JT was sprawled out on his back with one arm flung above his head, breathing quietly through his open mouth. Instead of stretching out in the middle of the bed, as Misha would be inclined to if he had that much mattress real estate available, JT occupied only the far left side, closest to the nightstand, as if he were saving space for someone.

Misha cautiously drew down the covers on the other side of the bed and clambered in. The mattress dipped. JT stirred and sighed. Misha settled himself against the pillow and drew the duvet up to his chin. The heat of JT’s body warmed the linens even where Misha lay, faint but detectable. JT stirred again, turned over, went still. Misha closed his eyes and let the sounds of JT’s steady breathing lull him at last to sleep.

Eight

JT wasn’t innately a morning person, but he’d trained himself to be after years of crack-of-dawn practices before school.

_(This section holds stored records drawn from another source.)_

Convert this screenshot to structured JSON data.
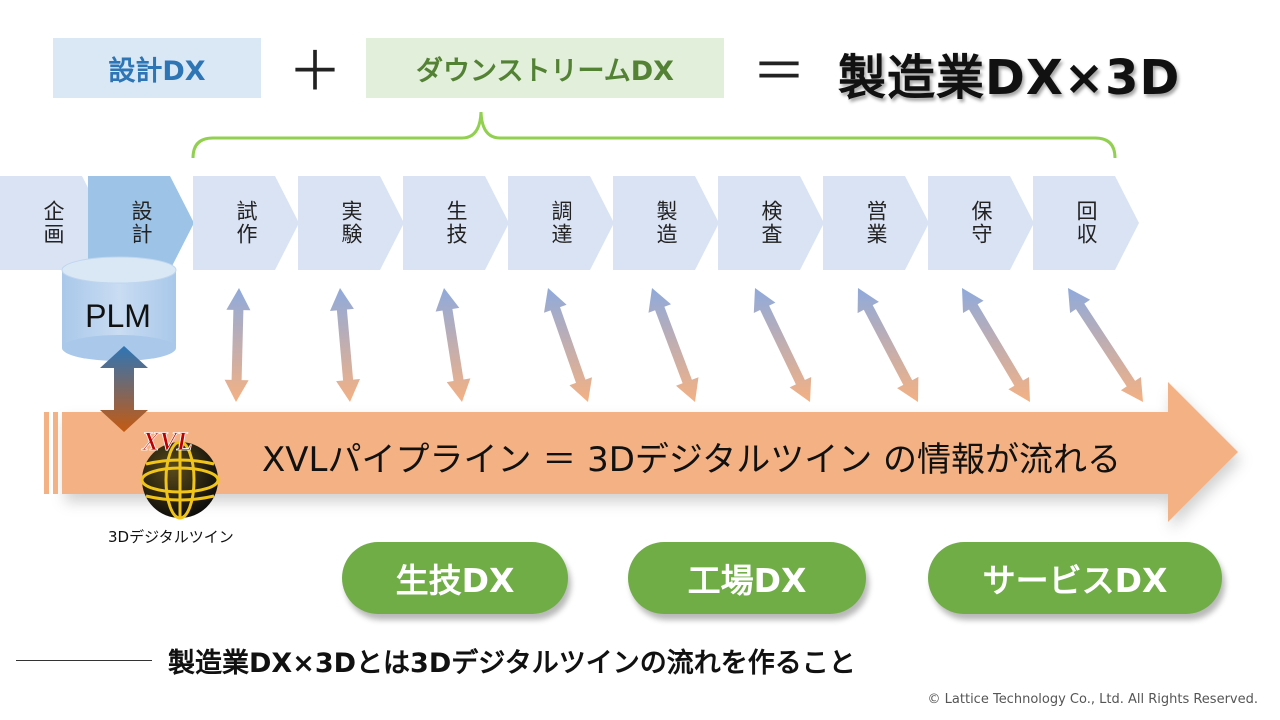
{
  "header": {
    "design_dx": "設計DX",
    "plus": "＋",
    "downstream_dx": "ダウンストリームDX",
    "equals": "＝",
    "title": "製造業DX×3D"
  },
  "process_steps": [
    "企画",
    "設計",
    "試作",
    "実験",
    "生技",
    "調達",
    "製造",
    "検査",
    "営業",
    "保守",
    "回収"
  ],
  "plm": {
    "label": "PLM"
  },
  "pipeline": {
    "text": "XVLパイプライン ＝ 3Dデジタルツイン の情報が流れる"
  },
  "xvl_logo": {
    "text": "XVL",
    "caption": "3Dデジタルツイン"
  },
  "dx_pills": [
    "生技DX",
    "工場DX",
    "サービスDX"
  ],
  "summary": "製造業DX×3Dとは3Dデジタルツインの流れを作ること",
  "copyright": "© Lattice Technology Co., Ltd. All Rights Reserved.",
  "colors": {
    "design_box": "#dae8f6",
    "design_text": "#2e75b6",
    "downstream_box": "#e2efda",
    "downstream_text": "#548235",
    "chevron": "#dae3f3",
    "chevron_active": "#9dc3e6",
    "pipeline": "#f4b183",
    "pill": "#70ad47",
    "brace": "#92d050"
  }
}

Practices in the NHL were usually mid-morning, but he liked to be at the rink early to eat and warm up, and it was easier to keep up the same schedule all year, even in the summer. He woke up with the sun or shortly thereafter. He rarely set the alarm and instead relied on the growing light to wake him.

Today, he woke with the feeling that something was different. He lay with his eyes closed for a moment, trying to figure out what it was. Then he remembered: Misha was asleep downstairs in the guest suite. JT had invited him to move in, and Misha had finally taken him up on the offer. That was for sure a big change.